I had a conversation with an associate recently who was surprised that she’d gotten flack from a referral source for taking five days to follow up with a prospect that the referral source had referred to her. My associate explained to me that she doesn’t like to follow up with prospects for four or five days because she doesn’t want the prospect to feel like she’s too eager. I told my associate that I strongly disagree with her follow-up strategy and my reasons why are outlined in the following paragraphs . . .

When building relationships, it’s always important not to let much time lapse without following up the first contact. Within seventy-two hours, send your prospect a note expressing your pleasure in communicating with her. It’s still too early, though, to send business literature or make any move toward sales promotion.

Follow up early, but don’t push beyond the prospect’s comfort level. Once the prospect has expressed an interest in your products or services, provide information about them, but don’t force it on her. Continue presenting your products or services, but avoid the hard sell. Focus on fulfilling her needs and interests. Your goal should be to keep your prospect aware of your business without annoying her.

Remember, to secure the long-term loyalty of your prospect and convert her into a customer, you must first build a relationship, and that relationship must develop through the visibility, credibility and profitability stages. It may take a while, but if you’ve selected and briefed your sources well, you’ll speed up the process.

Always, always, always remember to follow up with people, in any situation, at the very least within seventy-two hours. There’s a reason people commonly say that the fortune is in the follow up . . . when you follow up quickly with people, your reputation will benefit, your business will benefit, and eventually your pocketbook will benefit as well.

8 thoughts on “Is Your Follow-up Strategy Helping or Hurting You?

  1. Dr. Misner,

    All very important, but I see the problem starting further back on occassions. Sometimes it is little more than a lead dressed like a referral. The person dodges contact because they don’t recognize the party attempting to reach them.

    Educating our referral partners on how we want introductions made can help eliminate this. Another strong arguement for the necessity of a mentor program for new chapter members.

    High Regards,
    Tom Doiron

  2. I always to my best to follow-up within 24 hours if possible. I believe that a lack of follow-up is one of the biggest reasons that most sales people fail.

  3. I agree with the follow up time frame as that is crucial in getting the business 9 out of 10 times. Follow up is key!

  4. This Sounds Like A Case of Confusing the world of following up on cold call contacts and leads with the world of following up on a referral…
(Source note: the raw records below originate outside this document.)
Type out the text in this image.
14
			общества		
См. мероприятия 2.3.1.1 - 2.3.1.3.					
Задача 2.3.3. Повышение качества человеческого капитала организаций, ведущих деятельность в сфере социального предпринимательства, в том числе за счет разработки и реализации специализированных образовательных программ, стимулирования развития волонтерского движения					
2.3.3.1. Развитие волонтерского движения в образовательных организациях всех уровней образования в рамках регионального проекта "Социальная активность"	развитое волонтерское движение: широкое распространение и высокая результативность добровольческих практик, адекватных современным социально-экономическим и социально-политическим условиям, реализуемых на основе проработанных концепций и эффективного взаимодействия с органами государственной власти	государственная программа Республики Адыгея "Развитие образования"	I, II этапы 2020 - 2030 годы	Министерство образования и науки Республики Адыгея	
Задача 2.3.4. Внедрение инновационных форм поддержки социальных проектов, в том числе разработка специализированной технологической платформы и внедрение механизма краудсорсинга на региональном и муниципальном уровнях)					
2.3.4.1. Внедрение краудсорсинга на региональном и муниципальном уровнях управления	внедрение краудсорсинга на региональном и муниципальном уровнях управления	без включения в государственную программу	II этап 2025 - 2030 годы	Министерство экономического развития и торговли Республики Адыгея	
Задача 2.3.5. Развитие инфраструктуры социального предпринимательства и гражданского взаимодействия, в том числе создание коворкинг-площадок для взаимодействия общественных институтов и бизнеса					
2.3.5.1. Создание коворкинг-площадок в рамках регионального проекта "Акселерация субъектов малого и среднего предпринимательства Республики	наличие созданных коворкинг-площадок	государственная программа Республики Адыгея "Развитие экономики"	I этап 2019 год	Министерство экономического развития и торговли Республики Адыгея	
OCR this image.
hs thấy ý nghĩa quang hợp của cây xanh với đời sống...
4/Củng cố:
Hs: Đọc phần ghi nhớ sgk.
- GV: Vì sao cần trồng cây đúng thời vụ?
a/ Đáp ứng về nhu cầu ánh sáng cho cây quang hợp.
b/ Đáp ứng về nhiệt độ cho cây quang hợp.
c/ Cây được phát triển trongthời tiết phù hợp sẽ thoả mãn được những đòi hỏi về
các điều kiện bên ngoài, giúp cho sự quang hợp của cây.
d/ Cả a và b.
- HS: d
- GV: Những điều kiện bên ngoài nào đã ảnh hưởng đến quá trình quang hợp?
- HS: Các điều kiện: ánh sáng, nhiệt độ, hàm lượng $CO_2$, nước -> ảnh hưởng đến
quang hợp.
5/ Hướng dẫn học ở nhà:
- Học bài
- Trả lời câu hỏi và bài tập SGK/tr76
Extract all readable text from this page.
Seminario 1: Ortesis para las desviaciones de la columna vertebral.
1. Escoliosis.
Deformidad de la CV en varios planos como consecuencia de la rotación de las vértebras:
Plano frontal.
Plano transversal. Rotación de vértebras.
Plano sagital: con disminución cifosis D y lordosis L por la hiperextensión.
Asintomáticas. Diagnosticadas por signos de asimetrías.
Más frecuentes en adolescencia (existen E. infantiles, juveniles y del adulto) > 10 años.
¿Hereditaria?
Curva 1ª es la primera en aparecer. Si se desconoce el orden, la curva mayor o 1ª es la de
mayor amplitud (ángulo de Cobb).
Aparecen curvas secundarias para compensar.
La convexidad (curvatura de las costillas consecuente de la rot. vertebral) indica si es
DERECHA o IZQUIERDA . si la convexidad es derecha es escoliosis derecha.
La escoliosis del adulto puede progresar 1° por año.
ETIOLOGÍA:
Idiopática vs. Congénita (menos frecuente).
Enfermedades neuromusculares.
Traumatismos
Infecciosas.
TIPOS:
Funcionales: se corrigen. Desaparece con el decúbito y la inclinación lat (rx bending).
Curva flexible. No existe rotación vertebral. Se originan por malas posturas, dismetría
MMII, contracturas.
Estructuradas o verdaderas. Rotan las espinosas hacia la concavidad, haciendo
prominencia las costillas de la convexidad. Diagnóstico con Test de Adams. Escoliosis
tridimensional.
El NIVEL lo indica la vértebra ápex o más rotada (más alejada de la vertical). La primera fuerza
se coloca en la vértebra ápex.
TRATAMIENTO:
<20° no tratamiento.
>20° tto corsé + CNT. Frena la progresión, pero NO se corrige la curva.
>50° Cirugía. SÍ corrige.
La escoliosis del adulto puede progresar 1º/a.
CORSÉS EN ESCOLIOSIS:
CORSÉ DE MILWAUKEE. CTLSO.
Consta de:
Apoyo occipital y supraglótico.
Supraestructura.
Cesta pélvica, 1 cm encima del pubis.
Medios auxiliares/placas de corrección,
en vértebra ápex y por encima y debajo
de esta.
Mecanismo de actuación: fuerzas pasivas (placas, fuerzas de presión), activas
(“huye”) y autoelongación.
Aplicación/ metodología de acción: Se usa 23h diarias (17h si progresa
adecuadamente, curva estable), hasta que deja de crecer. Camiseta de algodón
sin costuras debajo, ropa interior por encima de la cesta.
    When we are in a “sales” mode it is a valid consideration to not appear “needy” to a prospect – especially if we don’t know their actual need or interest in our product or service. Chasing such a person make actually drive them away.


    We are talking about a referral here. Someone who we have every reason to believe has been pre-qualified, interested, and probably in need of what we have to offer them. We aren’t doing the referral or our referral source a service by waiting – we need to see how we can help as soon as we can.

    Old thought patterns need to be adjusted when we start dealing with the new world of referrals.

    Best to you all,

    Jim Thornton

  5. As president of the BNI – The Connection Network chapter in Frankfort/Mokena, IL, I continually stress that follow up is the key to continued success. I created a 90 day follow up plan which has increased business / sales by over 50%. If you do not follow up, then why begin the networking relationship? Not following up will allow your competitors to take the top position. Whether the referral is a strong referral or a cool lead, you must follow up!

  6. What I do is follow up my meeting with a thank you email, in there I mention that I will contact them in a couple days to follow up. I don’t think 5 days is such a long time if the contact was on a Monday and you can still talk to them in the same week.